The environmental assessment and the design for the project are complete. CDOT plans to start construction summer 2021, thanks to the COVID stimulus funding. The project, originally planned to start in the summer of 2020, was put on hold due to a lack of funding following the economic impact of the global pandemic.  

The current configuration of the intersection sees excessive vehicle wait times, inadequate left turn lanes, excessive congestion and lack of multimodal options, such as bicycle lanes. The DDI will increase capacity in and around the interchange, improve safety by reducing possible conflict points, improve riding surface and add multimodal options.

For more information:

CDOT Puts Stimulus Funding to Work for Coloradoans

How to Drive a DDI video

Covid-19  

Safe transportation infrastructure is essential for all of us, particularly for emergency first responders and freight drivers as Colorado navigates the COVID-19 pandemic. With that in mind, CDOT maintenance and construction crews  follow social distancing and other health safety measures to reduce COVID-19 exposure on the worksite. The Colorado Department of Public Health and Environment announced guidelines for construction activities. The public is urged to join the campaign for #DoingMyPartCO by practicing social distancing and wearing face masks.  As traffic returns to normal levels, motorists must drive cautiously and heed the speed limit so all of us can return home safely. 

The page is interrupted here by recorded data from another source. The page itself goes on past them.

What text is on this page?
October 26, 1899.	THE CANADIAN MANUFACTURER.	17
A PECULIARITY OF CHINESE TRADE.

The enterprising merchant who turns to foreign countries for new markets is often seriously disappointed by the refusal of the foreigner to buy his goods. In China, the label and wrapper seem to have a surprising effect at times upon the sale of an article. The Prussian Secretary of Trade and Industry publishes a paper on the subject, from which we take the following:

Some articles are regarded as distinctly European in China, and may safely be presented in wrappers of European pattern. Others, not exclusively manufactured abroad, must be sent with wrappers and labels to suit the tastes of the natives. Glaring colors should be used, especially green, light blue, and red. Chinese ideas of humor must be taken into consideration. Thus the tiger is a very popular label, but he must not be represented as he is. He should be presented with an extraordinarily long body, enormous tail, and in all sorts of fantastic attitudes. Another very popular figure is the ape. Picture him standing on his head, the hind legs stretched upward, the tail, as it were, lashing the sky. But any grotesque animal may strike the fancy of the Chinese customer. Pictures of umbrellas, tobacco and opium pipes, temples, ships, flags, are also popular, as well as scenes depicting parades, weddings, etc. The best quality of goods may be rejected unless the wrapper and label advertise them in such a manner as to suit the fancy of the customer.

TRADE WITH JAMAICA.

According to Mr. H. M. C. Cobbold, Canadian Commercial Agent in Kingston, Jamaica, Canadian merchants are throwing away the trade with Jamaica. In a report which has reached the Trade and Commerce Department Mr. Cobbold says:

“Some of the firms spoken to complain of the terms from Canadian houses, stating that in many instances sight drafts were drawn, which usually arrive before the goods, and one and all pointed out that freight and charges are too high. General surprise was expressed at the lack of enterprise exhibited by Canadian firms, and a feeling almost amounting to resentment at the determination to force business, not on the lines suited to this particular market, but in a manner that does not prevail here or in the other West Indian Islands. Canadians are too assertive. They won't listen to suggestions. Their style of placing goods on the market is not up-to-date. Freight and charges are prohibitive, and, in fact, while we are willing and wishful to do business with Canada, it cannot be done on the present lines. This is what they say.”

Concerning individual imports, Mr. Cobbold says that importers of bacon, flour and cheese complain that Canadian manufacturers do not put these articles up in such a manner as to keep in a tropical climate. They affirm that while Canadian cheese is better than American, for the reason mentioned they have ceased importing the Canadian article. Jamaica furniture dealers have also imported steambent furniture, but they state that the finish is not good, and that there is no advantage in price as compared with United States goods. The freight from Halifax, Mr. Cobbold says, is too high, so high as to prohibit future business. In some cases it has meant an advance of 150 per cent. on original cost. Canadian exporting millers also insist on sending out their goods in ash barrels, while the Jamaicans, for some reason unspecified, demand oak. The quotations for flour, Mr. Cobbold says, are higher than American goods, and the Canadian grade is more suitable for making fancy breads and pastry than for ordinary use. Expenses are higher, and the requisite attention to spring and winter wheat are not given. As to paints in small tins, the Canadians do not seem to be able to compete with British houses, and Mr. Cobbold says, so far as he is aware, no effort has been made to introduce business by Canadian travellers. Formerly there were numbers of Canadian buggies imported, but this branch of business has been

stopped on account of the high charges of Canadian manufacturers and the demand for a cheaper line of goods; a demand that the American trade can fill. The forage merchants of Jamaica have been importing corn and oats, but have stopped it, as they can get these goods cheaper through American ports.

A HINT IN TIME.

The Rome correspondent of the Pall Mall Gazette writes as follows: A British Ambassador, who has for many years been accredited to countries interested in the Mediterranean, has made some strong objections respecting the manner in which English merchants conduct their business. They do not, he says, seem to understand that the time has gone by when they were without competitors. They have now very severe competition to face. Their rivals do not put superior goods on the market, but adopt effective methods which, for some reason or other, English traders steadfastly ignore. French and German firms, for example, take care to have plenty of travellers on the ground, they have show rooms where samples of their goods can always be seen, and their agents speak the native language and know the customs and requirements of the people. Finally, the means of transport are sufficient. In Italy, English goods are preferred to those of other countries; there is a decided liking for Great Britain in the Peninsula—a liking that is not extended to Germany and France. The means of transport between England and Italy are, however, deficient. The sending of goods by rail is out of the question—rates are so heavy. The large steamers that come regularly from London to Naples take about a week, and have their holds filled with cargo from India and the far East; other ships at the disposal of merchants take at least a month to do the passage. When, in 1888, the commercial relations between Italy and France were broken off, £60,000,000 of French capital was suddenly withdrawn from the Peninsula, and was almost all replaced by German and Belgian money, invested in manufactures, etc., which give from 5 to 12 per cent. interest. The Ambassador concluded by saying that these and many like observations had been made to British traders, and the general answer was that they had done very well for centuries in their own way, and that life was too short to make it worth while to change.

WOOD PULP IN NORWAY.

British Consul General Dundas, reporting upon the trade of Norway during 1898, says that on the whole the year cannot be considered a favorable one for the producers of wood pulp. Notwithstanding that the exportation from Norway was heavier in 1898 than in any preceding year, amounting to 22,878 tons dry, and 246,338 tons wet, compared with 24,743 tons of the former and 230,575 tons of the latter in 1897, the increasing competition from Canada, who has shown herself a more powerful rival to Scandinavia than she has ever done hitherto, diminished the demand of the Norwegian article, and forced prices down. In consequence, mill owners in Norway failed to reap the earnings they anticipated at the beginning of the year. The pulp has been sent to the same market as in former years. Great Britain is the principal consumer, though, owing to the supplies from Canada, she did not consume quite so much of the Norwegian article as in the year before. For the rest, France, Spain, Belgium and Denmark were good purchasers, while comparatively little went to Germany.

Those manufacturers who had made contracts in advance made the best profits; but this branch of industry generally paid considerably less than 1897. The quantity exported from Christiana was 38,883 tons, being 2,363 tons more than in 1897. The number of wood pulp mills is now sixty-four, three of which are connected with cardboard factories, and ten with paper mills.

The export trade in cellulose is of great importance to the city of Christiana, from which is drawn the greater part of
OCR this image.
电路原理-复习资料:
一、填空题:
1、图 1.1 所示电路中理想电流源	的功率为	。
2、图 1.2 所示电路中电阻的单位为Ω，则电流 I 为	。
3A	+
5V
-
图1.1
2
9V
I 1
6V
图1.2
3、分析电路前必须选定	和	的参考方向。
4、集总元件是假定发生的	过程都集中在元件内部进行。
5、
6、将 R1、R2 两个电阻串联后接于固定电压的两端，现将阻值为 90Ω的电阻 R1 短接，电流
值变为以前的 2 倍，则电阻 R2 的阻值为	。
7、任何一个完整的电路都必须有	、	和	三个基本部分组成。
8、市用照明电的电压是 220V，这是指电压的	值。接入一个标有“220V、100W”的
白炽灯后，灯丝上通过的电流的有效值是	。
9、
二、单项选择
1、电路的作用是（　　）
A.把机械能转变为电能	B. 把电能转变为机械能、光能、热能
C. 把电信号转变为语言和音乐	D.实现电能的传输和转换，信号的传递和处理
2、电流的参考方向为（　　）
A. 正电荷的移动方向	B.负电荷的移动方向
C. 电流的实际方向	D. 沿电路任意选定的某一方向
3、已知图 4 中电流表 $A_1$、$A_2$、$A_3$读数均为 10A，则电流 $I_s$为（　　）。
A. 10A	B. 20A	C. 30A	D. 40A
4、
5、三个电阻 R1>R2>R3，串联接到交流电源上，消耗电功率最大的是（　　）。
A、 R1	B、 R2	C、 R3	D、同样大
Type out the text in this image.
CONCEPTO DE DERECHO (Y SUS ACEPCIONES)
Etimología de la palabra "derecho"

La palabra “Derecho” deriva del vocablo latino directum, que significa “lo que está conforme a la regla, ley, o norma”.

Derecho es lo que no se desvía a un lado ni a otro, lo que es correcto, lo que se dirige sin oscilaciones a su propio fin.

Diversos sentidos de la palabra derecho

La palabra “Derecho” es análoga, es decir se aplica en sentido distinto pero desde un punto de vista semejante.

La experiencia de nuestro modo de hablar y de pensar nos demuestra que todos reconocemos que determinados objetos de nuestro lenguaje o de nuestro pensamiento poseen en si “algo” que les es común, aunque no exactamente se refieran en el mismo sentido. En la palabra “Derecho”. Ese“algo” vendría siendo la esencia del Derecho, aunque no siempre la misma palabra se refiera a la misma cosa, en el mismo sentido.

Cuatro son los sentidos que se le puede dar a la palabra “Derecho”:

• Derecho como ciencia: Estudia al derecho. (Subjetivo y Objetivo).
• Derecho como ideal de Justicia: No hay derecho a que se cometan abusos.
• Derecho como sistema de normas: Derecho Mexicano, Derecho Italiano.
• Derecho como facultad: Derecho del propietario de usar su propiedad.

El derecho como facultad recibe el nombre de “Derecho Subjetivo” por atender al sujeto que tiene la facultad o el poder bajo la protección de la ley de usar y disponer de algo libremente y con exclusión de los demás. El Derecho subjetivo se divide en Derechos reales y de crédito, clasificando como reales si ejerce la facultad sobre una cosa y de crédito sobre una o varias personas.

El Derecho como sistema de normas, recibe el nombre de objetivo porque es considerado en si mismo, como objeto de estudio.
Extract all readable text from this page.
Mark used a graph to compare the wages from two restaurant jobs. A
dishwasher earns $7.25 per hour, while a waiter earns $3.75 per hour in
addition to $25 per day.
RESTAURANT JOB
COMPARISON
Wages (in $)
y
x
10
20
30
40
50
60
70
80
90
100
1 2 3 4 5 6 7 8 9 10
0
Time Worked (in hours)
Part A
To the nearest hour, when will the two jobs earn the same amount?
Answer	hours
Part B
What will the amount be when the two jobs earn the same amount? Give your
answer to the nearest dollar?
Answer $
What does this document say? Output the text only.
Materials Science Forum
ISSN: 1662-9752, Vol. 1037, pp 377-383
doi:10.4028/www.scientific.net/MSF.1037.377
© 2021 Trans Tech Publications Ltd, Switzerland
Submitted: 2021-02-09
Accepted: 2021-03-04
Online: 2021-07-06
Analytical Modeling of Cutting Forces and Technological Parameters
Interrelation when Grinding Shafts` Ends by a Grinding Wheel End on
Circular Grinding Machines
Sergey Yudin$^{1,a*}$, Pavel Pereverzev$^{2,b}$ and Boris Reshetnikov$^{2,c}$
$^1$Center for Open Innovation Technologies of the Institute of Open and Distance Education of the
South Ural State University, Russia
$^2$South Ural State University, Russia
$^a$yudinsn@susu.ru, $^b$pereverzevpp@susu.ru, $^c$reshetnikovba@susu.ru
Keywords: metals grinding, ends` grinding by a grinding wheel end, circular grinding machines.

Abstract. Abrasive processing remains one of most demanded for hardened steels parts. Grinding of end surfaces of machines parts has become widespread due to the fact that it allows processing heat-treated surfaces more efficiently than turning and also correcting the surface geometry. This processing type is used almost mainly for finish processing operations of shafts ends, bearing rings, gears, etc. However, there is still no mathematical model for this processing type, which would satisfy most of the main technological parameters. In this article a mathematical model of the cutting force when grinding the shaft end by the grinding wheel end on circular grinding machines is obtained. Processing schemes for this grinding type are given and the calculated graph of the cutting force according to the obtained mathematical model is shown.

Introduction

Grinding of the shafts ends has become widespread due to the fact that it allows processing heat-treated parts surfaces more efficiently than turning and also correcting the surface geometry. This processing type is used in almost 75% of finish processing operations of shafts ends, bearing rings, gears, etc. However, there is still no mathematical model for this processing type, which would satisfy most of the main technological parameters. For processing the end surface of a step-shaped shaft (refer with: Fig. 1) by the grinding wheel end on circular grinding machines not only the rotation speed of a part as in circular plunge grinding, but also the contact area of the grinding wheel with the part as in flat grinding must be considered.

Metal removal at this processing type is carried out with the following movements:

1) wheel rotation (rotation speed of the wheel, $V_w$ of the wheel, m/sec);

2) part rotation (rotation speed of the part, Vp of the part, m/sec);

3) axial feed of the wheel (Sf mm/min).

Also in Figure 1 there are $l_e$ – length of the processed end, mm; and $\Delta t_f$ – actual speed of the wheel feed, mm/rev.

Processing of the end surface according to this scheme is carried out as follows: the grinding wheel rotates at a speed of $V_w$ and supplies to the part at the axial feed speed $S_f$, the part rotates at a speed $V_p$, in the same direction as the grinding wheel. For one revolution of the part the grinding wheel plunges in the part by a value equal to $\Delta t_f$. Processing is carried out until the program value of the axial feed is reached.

Whole System. Whole Safety. 

In early 2019, CDOT announced its Whole System—Whole Safety initiative to heighten safety awareness. This initiative takes a systematic, statewide approach to safety combining the benefits of CDOT’s programs that address driving behaviors, our built environment and the organization's operations. The goal is to improve the safety of Colorado’s transportation network by reducing the rate and severity of crashes and improving the safety of all transportation modes. The program has one simple mission — to get everyone home safely 

About CDOT

CDOT has approximately 3,000 employees located throughout Colorado, and manages more than 23,000 lane miles of highway and 3,429 bridges. CDOT also manages grant partnerships with a range of other agencies, including metropolitan planning organizations, local governments and airports. It also administers Bustang, the state-owned and operated interregional express service. Governor Polis has charged CDOT to further build on the state’s intermodal mobility options.